Summary of peer research into PDA by Sally Cat

Description:

This blog post covers Sally Cat's motivations for carrying out peer research on PDA, including the evidence and knowledge gaps that she wanted to help fill. It summarises two different pieces of peer research she has conducted:

  • Her 2016 'Big Traits' study, which took a list of potential PDA traits created by peer suggestions, and tested their prevalence with PDA people and non-PDA autistic people. Analysis (some of which was conducted by Grace Trundle, a PhD student at the University of Nottingham), showed significant differences between these two groups for the majority of the traits, with the PDA group scoring higher in every instance.
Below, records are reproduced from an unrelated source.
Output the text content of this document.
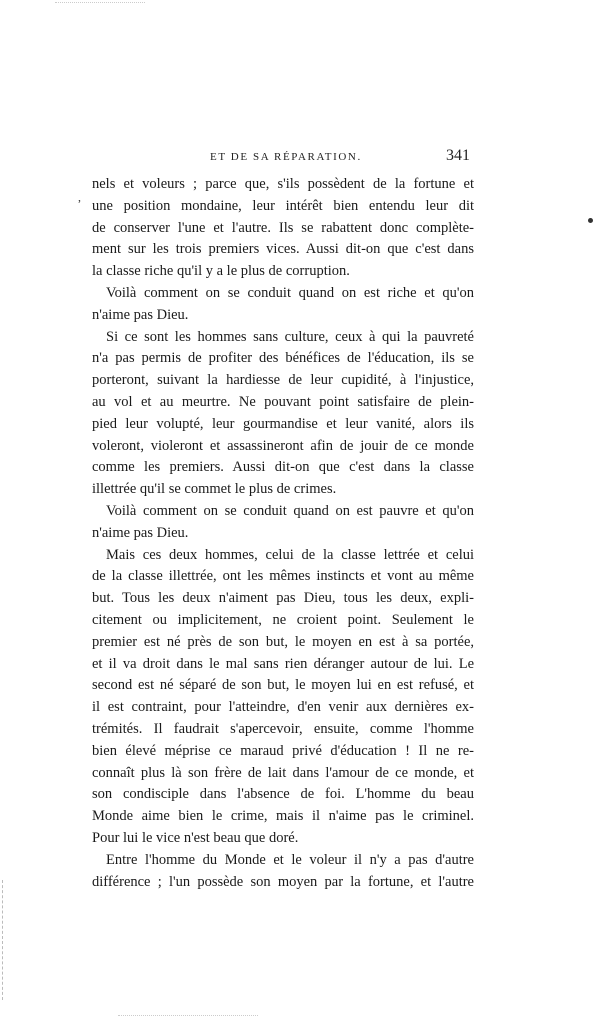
ET DE SA RÉPARATION.	341
,
nels et voleurs ; parce que, s'ils possèdent de la fortune et
une position mondaine, leur intérêt bien entendu leur dit
de conserver l'une et l'autre. Ils se rabattent donc complète-
ment sur les trois premiers vices. Aussi dit-on que c'est dans
la classe riche qu'il y a le plus de corruption.
Voilà comment on se conduit quand on est riche et qu'on
n'aime pas Dieu.
Si ce sont les hommes sans culture, ceux à qui la pauvreté
n'a pas permis de profiter des bénéfices de l'éducation, ils se
porteront, suivant la hardiesse de leur cupidité, à l'injustice,
au vol et au meurtre. Ne pouvant point satisfaire de plein-
pied leur volupté, leur gourmandise et leur vanité, alors ils
voleront, violeront et assassineront afin de jouir de ce monde
comme les premiers. Aussi dit-on que c'est dans la classe
illettrée qu'il se commet le plus de crimes.
Voilà comment on se conduit quand on est pauvre et qu'on
n'aime pas Dieu.
Mais ces deux hommes, celui de la classe lettrée et celui
de la classe illettrée, ont les mêmes instincts et vont au même
but. Tous les deux n'aiment pas Dieu, tous les deux, expli-
citement ou implicitement, ne croient point. Seulement le
premier est né près de son but, le moyen en est à sa portée,
et il va droit dans le mal sans rien déranger autour de lui. Le
second est né séparé de son but, le moyen lui en est refusé, et
il est contraint, pour l'atteindre, d'en venir aux dernières ex-
trémités. Il faudrait s'apercevoir, ensuite, comme l'homme
bien élevé méprise ce maraud privé d'éducation ! Il ne re-
connaît plus là son frère de lait dans l'amour de ce monde, et
son condisciple dans l'absence de foi. L'homme du beau
Monde aime bien le crime, mais il n'aime pas le criminel.
Pour lui le vice n'est beau que doré.
Entre l'homme du Monde et le voleur il n'y a pas d'autre
différence ; l'un possède son moyen par la fortune, et l'autre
Sally Cat also disaggregated the results by gender, a process that highlighted some markedly different female and male experiences for some of the traits.

 

  • Her 2018 Masking and Social Mimicry peer study, which aimed to investigate the nature of masking for PDA people. Participants included PDA people and non-PDA autistic people, as well as non-autistic people. More than half of participants in the PDA group felt their masking was hardwired and automatic. PDA and non-PDA autistic females were more likely than PDA males to think of their masking as automatic.

 

Sally Cat concludes by highlighting the additional "bag" of issues that comes with PDA, and noting how important it is not to try to change how neurodivergent people function.